Post
Topic
Board Speculation
Re: Automated posting
by
xxxxxzzzzz
on 19/01/2016, 18:32:12 UTC
To say "there is no immediate technical problem so we should wait" is a fallacy because the technical choice of doing nothing regarding the blocksize limit have ideological and economic implications.

But devs aren't waiting, they are coding solutions or half-measures / band-aids.

Quote
What is at stake today is the value of your bitcoins in 20 years, and if you don't want to allow that fucking blocksize limit to increase because of an ideological fallacy I have some bad news for you.

What we need is a tx/s capacity increase plus entering a more grown-up phase where the network stops processing spam and junk and stops acting as a third-party storage database for near zero or zero cost.

Practically all developers agree to it, whether it is in 3 months, 5 months, 1 year, it'll happen and we'll be ok.

Hard forking a currency into 2 currencies with the "orthodox" and the "catholics" each supporting their own part of the schism? No, that's the stuff with which nightmares are made of. Gavin, Hearn and all who sided with them are extremely dangerous to bitcoin, either because they lack the awareness of what they are trying to do, or because they are intentionally doing what they are trying to do and camouflaging it with the pretext of "saving" bitcoin in a situation where it doesn't need saving. At most a few fees will be bumped and some dust/spam will be crowded out if core devs are slow in their own rollout. That's all that will happen when blocks get full. It will not harm the "network effect" of normal users. But a fork will definitely destroy confidence in bitcoin forever because it sets the precedent where for each consequent "disagreement" we can have a new schism. Do you think that's good news for a 20-year horizon investment?

Just think it through. Is the precedent of a violent hard fork (and the knowledge that at any time the currency can split into two currencies / diluting the money supply / having people rage dumping on the "opponent" fork which they don't believe into etc etc) more beneficial than a few months delay in a more proper transaction capacity increase - when the issue isn't even pressing? Can the answer ever be yes to that?

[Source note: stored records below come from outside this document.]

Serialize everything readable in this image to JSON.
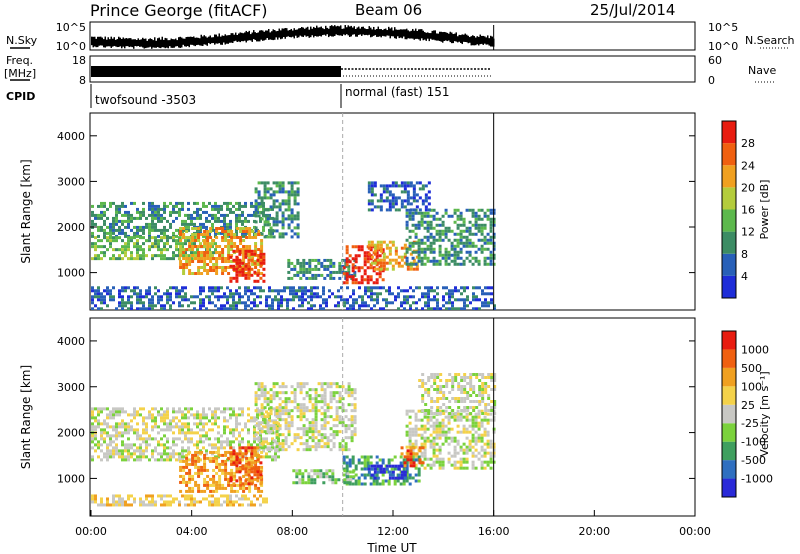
{
  "header": {
    "station": "Prince George (fitACF)",
    "beam": "Beam 06",
    "date": "25/Jul/2014"
  },
  "strip_labels": {
    "nsky": "N.Sky",
    "nsearch": "N.Search",
    "freq_line1": "Freq.",
    "freq_line2": "[MHz]",
    "nave": "Nave",
    "cpid": "CPID"
  },
  "strip_ticks": {
    "noise_top": "10^5",
    "noise_bottom": "10^0",
    "freq_top": "18",
    "freq_bottom": "8",
    "nave_top": "60",
    "nave_bottom": "0"
  },
  "cpid": {
    "before": "twofsound -3503",
    "after": "normal (fast) 151",
    "switch_hour": 10
  },
  "chart_data": [
    {
      "type": "heatmap",
      "name": "power",
      "ylabel": "Slant Range [km]",
      "xlabel": "",
      "xlim": [
        0,
        24
      ],
      "ylim": [
        180,
        4500
      ],
      "yticks": [
        1000,
        2000,
        3000,
        4000
      ],
      "xticks": [
        "00:00",
        "04:00",
        "08:00",
        "12:00",
        "16:00",
        "20:00",
        "00:00"
      ],
      "data_end_hour": 16,
      "colorbar": {
        "label": "Power [dB]",
        "ticks": [
          "4",
          "8",
          "12",
          "16",
          "20",
          "24",
          "28"
        ],
        "colors": [
          "#1e2dd8",
          "#2860b8",
          "#3c8c64",
          "#5cb84c",
          "#b4cc3c",
          "#f0a020",
          "#f06010",
          "#e81c10"
        ]
      },
      "regions": [
        {
          "t0": 0.0,
          "t1": 7.2,
          "r0": 1800,
          "r1": 2550,
          "level": 2
        },
        {
          "t0": 0.0,
          "t1": 5.0,
          "r0": 1300,
          "r1": 1800,
          "level": 3
        },
        {
          "t0": 3.5,
          "t1": 6.8,
          "r0": 1000,
          "r1": 2000,
          "level": 5
        },
        {
          "t0": 5.5,
          "t1": 6.9,
          "r0": 800,
          "r1": 1500,
          "level": 7
        },
        {
          "t0": 6.5,
          "t1": 8.2,
          "r0": 1800,
          "r1": 3000,
          "level": 2
        },
        {
          "t0": 7.8,
          "t1": 10.5,
          "r0": 900,
          "r1": 1300,
          "level": 2
        },
        {
          "t0": 10.0,
          "t1": 11.6,
          "r0": 800,
          "r1": 1600,
          "level": 7
        },
        {
          "t0": 11.0,
          "t1": 13.0,
          "r0": 1100,
          "r1": 1700,
          "level": 5
        },
        {
          "t0": 12.5,
          "t1": 16.0,
          "r0": 1200,
          "r1": 2400,
          "level": 2
        },
        {
          "t0": 11.0,
          "t1": 13.5,
          "r0": 2400,
          "r1": 3000,
          "level": 1
        },
        {
          "t0": 0.0,
          "t1": 16.0,
          "r0": 200,
          "r1": 700,
          "level": 1
        }
      ]
    },
    {
      "type": "heatmap",
      "name": "velocity",
      "ylabel": "Slant Range [km]",
      "xlabel": "Time UT",
      "xlim": [
        0,
        24
      ],
      "ylim": [
        180,
        4500
      ],
      "yticks": [
        1000,
        2000,
        3000,
        4000
      ],
      "xticks": [
        "00:00",
        "04:00",
        "08:00",
        "12:00",
        "16:00",
        "20:00",
        "00:00"
      ],
      "data_end_hour": 16,
      "colorbar": {
        "label": "Velocity [m s⁻¹]",
        "ticks": [
          "1000",
          "500",
          "100",
          "25",
          "-25",
          "-100",
          "-500",
          "-1000"
        ],
        "colors": [
          "#2a2ad8",
          "#2f6fc0",
          "#3f9f5f",
          "#7bd23c",
          "#c8c8c4",
          "#f4d24a",
          "#f0a020",
          "#f06010",
          "#e81c10"
        ]
      },
      "regions": [
        {
          "t0": 0.0,
          "t1": 7.5,
          "r0": 1400,
          "r1": 2550,
          "level": 4
        },
        {
          "t0": 6.5,
          "t1": 10.5,
          "r0": 1600,
          "r1": 3100,
          "level": 4
        },
        {
          "t0": 12.5,
          "t1": 16.0,
          "r0": 1200,
          "r1": 2500,
          "level": 4
        },
        {
          "t0": 13.0,
          "t1": 16.0,
          "r0": 2400,
          "r1": 3300,
          "level": 4
        },
        {
          "t0": 3.5,
          "t1": 6.8,
          "r0": 700,
          "r1": 1600,
          "level": 6
        },
        {
          "t0": 5.5,
          "t1": 6.7,
          "r0": 900,
          "r1": 1700,
          "level": 7
        },
        {
          "t0": 0.0,
          "t1": 7.0,
          "r0": 450,
          "r1": 650,
          "level": 5
        },
        {
          "t0": 10.0,
          "t1": 13.0,
          "r0": 900,
          "r1": 1500,
          "level": 2
        },
        {
          "t0": 11.0,
          "t1": 12.5,
          "r0": 1000,
          "r1": 1300,
          "level": 0
        },
        {
          "t0": 12.3,
          "t1": 13.2,
          "r0": 1300,
          "r1": 1700,
          "level": 7
        },
        {
          "t0": 8.0,
          "t1": 10.5,
          "r0": 900,
          "r1": 1200,
          "level": 3
        }
      ]
    }
  ]
}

very much agree with what you're saying - it's like they're trying to fix something that's not broken , insisting it is when it isn't , and going about it in the most dangerous way possible - these people are intentionally endangering bitcoin by proposing violent fork after violent fork and then screaming and howling when people don't want it - it's dangerous and shortsighted at best , purposefully destructive at worst - i for one don't care how long it takes , or if blocks do get full with some increased regularity , or what exact technical changes wind up being made to increase scaling capacity AS LONG AS those changes are made to core by the core devs. you want to change bitcoin ? join the core devs. you want to make something new ? launch a fuckin altcoin. but don't call it bitcoin , because it isn't and can't be by definition.